Merging Theory and Practice
In 2013, mergers and acquisitions are back with a vengeance. Not since the days of the dot com madness in the late 1990s have there been megadeals in the offing on the scale of the proposed Heinz and Dell buyouts. Mergers and acquisitions (M&A) are suddenly so popular that Reuters reports these transactions as totaling $158.7 billion so far this year – which is already twice last year’s amount.
Of course, many people want to get in when the action is hot. Rick Gould, Managing Partner of Gould + Partners LLC, can’t be numbered among those just now hopping on the bandwagon. He started his M&A consulting firm in 2001, after 20 years of running his own accounting practice. So what prompted Gould to make the leap from a behind-the-scenes accountant to a player front and center on the deal-making stage? It was sparked by the need to do the deal and also get credit for it. According to Gould, “I owned the accounting firm for 20 years, specializing in the PR and ad agency industries. I was also getting involved with mergers and acquisitions as the CPA. That’s when I decided after 20 years I didn’t want to own an accounting firm any more. I wanted to be doing mergers and acquisitions, and counseling senior level executives – C-Suite executives – on things like profitability and building value in their firm … I found that as the accountant I wasn’t on the firing line, I was behind the scenes, and I wasn’t getting much credit for deals getting done. That was really the turning point.”
Armed with the money from a five-year buyout of his accounting firm, Gould plunged into the business of helping companies buy other companies and sell to larger firms. At the same time, Gould was approached by a senior person at the Parsons School of Design to create a graduate course on entrepreneurship, one of the few in the U.S. at that time.
This course, modeled on the case study method perfected by Harvard Business School, dealt with issues that cause businesses to implode even at the height of their earning power. It was a hit with the students and Gould wound up teaching at parsons for three and a half years while he built his M&A firm.
In addition to teaching and building a consulting business, Gould + Partners, Gould was also writing and speaking at major conferences. Then a light bulb went off and Gould decided that being involved in M&A deals would be better with a law degree.

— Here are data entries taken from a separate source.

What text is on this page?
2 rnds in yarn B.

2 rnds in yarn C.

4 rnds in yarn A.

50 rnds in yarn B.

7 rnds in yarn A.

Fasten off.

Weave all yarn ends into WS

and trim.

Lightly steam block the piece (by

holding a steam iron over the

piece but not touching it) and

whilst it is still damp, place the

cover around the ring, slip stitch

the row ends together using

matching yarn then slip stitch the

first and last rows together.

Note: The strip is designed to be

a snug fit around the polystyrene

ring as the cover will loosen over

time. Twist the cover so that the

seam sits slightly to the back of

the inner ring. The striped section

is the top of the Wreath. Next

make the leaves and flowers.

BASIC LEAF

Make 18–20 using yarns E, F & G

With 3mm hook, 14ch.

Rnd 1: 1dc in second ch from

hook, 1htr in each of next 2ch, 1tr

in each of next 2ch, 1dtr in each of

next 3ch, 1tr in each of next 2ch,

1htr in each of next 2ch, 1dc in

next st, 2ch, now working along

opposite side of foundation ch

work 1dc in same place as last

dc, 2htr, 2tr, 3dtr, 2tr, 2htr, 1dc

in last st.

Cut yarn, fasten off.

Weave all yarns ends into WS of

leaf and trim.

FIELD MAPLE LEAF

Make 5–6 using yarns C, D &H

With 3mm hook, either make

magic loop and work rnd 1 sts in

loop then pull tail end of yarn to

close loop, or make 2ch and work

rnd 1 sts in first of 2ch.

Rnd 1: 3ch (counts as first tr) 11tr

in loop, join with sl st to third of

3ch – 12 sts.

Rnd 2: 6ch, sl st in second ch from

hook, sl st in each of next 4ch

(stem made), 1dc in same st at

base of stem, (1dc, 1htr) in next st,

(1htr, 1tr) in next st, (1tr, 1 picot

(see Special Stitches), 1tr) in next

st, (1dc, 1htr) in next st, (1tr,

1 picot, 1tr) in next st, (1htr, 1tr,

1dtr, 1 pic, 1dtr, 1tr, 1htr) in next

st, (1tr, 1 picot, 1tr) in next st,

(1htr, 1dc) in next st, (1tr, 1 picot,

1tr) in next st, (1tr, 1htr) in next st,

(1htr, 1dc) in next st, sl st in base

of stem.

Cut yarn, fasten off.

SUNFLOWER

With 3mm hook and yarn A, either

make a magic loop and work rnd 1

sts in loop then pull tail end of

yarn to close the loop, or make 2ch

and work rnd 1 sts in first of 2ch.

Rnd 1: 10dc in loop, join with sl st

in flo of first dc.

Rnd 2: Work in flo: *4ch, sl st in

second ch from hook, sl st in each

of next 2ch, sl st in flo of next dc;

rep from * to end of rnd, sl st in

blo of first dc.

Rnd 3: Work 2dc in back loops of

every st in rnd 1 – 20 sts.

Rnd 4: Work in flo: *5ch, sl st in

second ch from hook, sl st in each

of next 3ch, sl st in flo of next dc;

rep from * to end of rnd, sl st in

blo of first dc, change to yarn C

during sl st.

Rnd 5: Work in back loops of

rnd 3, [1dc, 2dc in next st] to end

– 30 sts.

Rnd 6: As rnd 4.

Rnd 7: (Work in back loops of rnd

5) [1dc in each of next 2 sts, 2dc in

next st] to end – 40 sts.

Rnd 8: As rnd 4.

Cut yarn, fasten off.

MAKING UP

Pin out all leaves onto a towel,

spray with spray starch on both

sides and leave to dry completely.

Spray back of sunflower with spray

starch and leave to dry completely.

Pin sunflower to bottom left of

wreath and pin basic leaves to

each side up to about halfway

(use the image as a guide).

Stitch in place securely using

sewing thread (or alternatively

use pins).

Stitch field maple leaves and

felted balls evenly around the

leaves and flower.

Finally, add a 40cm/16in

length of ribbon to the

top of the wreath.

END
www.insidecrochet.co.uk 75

He explained, “I decided if I’m doing M&A and I’m negotiating and I’m reviewing contracts and preparing term sheets and doing these things you really have to be knowledgeable in, a law degree would make me smarter and grow my expertise.” “With no intention of ever practicing law I got my law degree nights, weekends, summers in just over three years. It was an amazing experience and well worth the time, effort and cost.”
Gould then became an active participant in the Harvard Law School “Program on Negotiation” (PON). He takes courses, is an avid reader of the books, articles and newsletter of the law school professors and follows the programs and interviews on the PON website regularly. “The PON faculty includes some of the most brilliant minds in the world. I take full advantage of it and hope the methodology and approach helps in my motivational ‘you can do it’ speeches at conferences in the Public Relations industry,” Gould said. His third book “The Ultimate PR Agency Financial Management Handbook” just released in April further solidifies his commitment to creative service firms increasing their bottom line and building value in their firm.
Counseling CEO’s, motivational speaking, writing books and articles and Harvard Law are all part of Gould’s strategic plan- not only to benefit his consulting and M&A clients-but for himself.